心 heart in ancient Chinese
       After the museum our next stop was Chenghuang Temple which is a small and very pretty temple in An'Yang. There, a local performance group of adorable old chinese women did a bunch of cool dance numbers for us and even let us dance along with them. Then they pulled out a bunch traditional chinese toys and games for us to all try. We spent a solid couple of hours just in the little temple in the middle of a random hutong just laughing and playing and dancing. It was a lot of a fun and a great way to end our time in An'Yang


Me attempting to learn their dance

We're all so confused, but still having fun.

      We left An'Yang the same way we arrived, by the bullet train! But what's interesting about the bullet train is that in less popular stops it only stays for a very brief time. So we had 2 minutes to get 60 kids from the platform and onto the train. Several minutes before the train arrived we lined up in our carriage spots ready to dash onto the train as soon as the doors opened. However, we didn't anticipate that there would be people getting off the train as well, so this severely depleted our time. So there we were, 60 kids, watching anxiously as person after person calmly gets off the train as our two minutes tick away. Thankfully the door to the carriage on down from ours was pretty empty and at literally the last minute we all dashed on and squeezed our way into the train before the doors closed. Thankfully, no one was left and we all made it back to the beautiful Beijing.
     As much fun as I had at our destinations in An'Yang I've decided that I really much prefer Beijing. Beijing is much more developed and lively, there are many more places to go and things to do and, for what ever reason, I felt safer there. So as cool as it was too see a little bit of what life was like in a less developed city, I definitely like being in Beijing better. I have to tell you, when we walked out of the train station and saw the wonderfully familiar cityscape of Beijing we were ecstatic. 
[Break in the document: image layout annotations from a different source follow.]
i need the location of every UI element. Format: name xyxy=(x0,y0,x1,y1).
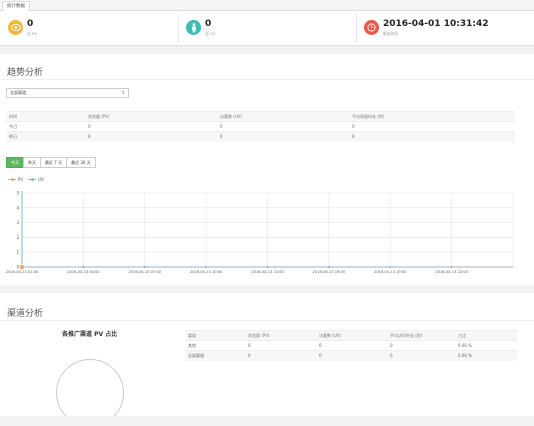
stat-value: 2016-04-01 10:31:42 xyxy=(383,19,489,29)
table-cell: 今日 xyxy=(6,121,85,132)
top-tab-bar: 统计数据 xyxy=(0,0,534,11)
legend-label: UV xyxy=(38,177,44,182)
data-point-uv xyxy=(327,266,330,268)
divider xyxy=(0,79,534,80)
range-yesterday-button[interactable]: 昨天 xyxy=(23,157,41,168)
data-point-uv xyxy=(82,266,85,268)
range-30-days-button[interactable]: 最近 30 天 xyxy=(66,157,96,168)
x-tick-label: 2016-04-13 10:00 xyxy=(190,270,223,274)
header-cell: 平均访问时长 (秒) xyxy=(387,330,455,341)
table-cell: 全部渠道 xyxy=(185,350,245,361)
channel-table: 渠道 浏览量 (PV) 访客数 (UV) 平均访问时长 (秒) 占比 其他 0 … xyxy=(185,330,517,361)
channel-title: 渠道分析 xyxy=(7,309,44,319)
header-cell: 占比 xyxy=(455,330,517,341)
y-tick-label: 3 xyxy=(16,220,19,225)
header-cell: 渠道 xyxy=(185,330,245,341)
table-row: 其他 0 0 0 0.00 % xyxy=(185,340,517,351)
stat-value: 0 xyxy=(205,19,212,29)
tab-statistics[interactable]: 统计数据 xyxy=(2,1,30,11)
y-tick-label: 5 xyxy=(16,191,19,196)
table-row: 全部渠道 0 0 0 0.00 % xyxy=(185,350,517,361)
trend-title: 趋势分析 xyxy=(7,68,44,78)
table-cell: 0 xyxy=(387,340,455,351)
clock-icon xyxy=(364,20,379,35)
header-cell: 时间 xyxy=(6,111,85,122)
pie-chart-title: 各推广渠道 PV 占比 xyxy=(62,331,118,338)
y-tick-label: 0 xyxy=(16,265,19,270)
table-cell: 其他 xyxy=(185,340,245,351)
range-today-button[interactable]: 今天 xyxy=(6,157,24,168)
legend-marker xyxy=(28,177,37,182)
stat-value: 0 xyxy=(27,19,34,29)
table-cell: 0 xyxy=(85,121,217,132)
table-cell: 0 xyxy=(316,340,387,351)
data-point-uv xyxy=(389,266,392,268)
stat-label: 总 PV xyxy=(27,31,37,36)
table-cell: 0.00 % xyxy=(455,350,517,361)
person-icon xyxy=(186,20,201,35)
data-point-uv xyxy=(266,266,269,268)
channel-select-value: 全部渠道 xyxy=(10,90,26,95)
x-tick-label: 2016-04-13 16:00 xyxy=(313,270,346,274)
table-cell: 0 xyxy=(387,350,455,361)
divider xyxy=(0,320,534,321)
highlight-marker xyxy=(19,264,25,270)
stat-label: 总 UV xyxy=(205,31,216,36)
table-row: 今日 0 0 0 xyxy=(6,121,515,132)
data-point-uv xyxy=(450,266,453,268)
range-7-days-button[interactable]: 最近 7 天 xyxy=(40,157,68,168)
trend-table: 时间 浏览量 (PV) 访客数 (UV) 平均停留时长 (秒) 今日 0 0 0… xyxy=(6,111,515,142)
page-footer-strip xyxy=(0,416,534,426)
header-cell: 访客数 (UV) xyxy=(217,111,349,122)
table-row: 昨日 0 0 0 xyxy=(6,131,515,142)
table-cell: 0 xyxy=(217,131,349,142)
table-cell: 0 xyxy=(349,121,515,132)
header-cell: 平均停留时长 (秒) xyxy=(349,111,515,122)
data-point-uv xyxy=(205,266,208,268)
table-cell: 昨日 xyxy=(6,131,85,142)
x-tick-label: 2016-04-13 04:00 xyxy=(67,270,100,274)
stat-server-time: 2016-04-01 10:31:42 服务时间 xyxy=(356,11,534,46)
chart-legend: PV UV xyxy=(8,177,49,182)
legend-marker xyxy=(8,177,16,182)
legend-item-uv[interactable]: UV xyxy=(28,177,44,182)
eye-icon xyxy=(8,20,23,35)
data-point-uv xyxy=(143,266,146,268)
x-tick-label: 2016-04-13 07:00 xyxy=(129,270,162,274)
table-cell: 0 xyxy=(85,131,217,142)
range-button-group: 今天 昨天 最近 7 天 最近 30 天 xyxy=(6,157,96,168)
stat-total-uv: 0 总 UV xyxy=(178,11,356,46)
stat-total-pv: 0 总 PV xyxy=(0,11,178,46)
x-tick-label: 2016-04-13 01:00 xyxy=(6,270,39,274)
stat-label: 服务时间 xyxy=(383,31,399,36)
header-cell: 访客数 (UV) xyxy=(316,330,387,341)
table-cell: 0.00 % xyxy=(455,340,517,351)
table-cell: 0 xyxy=(349,131,515,142)
channel-select[interactable]: 全部渠道 ⇕ xyxy=(6,88,129,98)
header-cell: 浏览量 (PV) xyxy=(85,111,217,122)
x-tick-label: 2016-04-13 19:00 xyxy=(374,270,407,274)
y-tick-label: 2 xyxy=(16,235,19,240)
legend-item-pv[interactable]: PV xyxy=(8,177,23,182)
table-cell: 0 xyxy=(316,350,387,361)
x-tick-label: 2016-04-13 22:00 xyxy=(435,270,468,274)
stats-bar: 0 总 PV 0 总 UV 2016-04-01 10:31:42 服务时间 xyxy=(0,11,534,46)
table-cell: 0 xyxy=(245,340,316,351)
table-cell: 0 xyxy=(245,350,316,361)
table-cell: 0 xyxy=(217,121,349,132)
legend-label: PV xyxy=(18,177,24,182)
x-tick-label: 2016-04-13 13:00 xyxy=(251,270,284,274)
trend-line-chart: 0 1 2 3 4 5 2016-04-13 01:00 2016-04-13 04:00 20… xyxy=(6,191,514,274)
y-tick-label: 4 xyxy=(16,205,19,210)
table-header: 渠道 浏览量 (PV) 访客数 (UV) 平均访问时长 (秒) 占比 xyxy=(185,330,517,341)
select-arrows-icon: ⇕ xyxy=(121,90,125,95)
header-cell: 浏览量 (PV) xyxy=(245,330,316,341)
y-tick-label: 1 xyxy=(16,250,19,255)
table-header: 时间 浏览量 (PV) 访客数 (UV) 平均停留时长 (秒) xyxy=(6,111,515,122)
    So that was our midterm trip! It was lots of fun and a good break from the daily pressure of classes but unfortunately I am now back in the thick of homework and tests. With two weeks left to the program we are quickly coming to the peak of our classes. Next Friday is the final and it's sure to be even more brain numbing than the midterm. However, thankfully we have an entire week of review before that happens so we should have plenty of time to relearn everything...or learn everything.
    Speaking of homework, I should probably get started on mine now. I will have a new post up very soon about my adventures in a famous area of Beijing called Sanlituan very soon.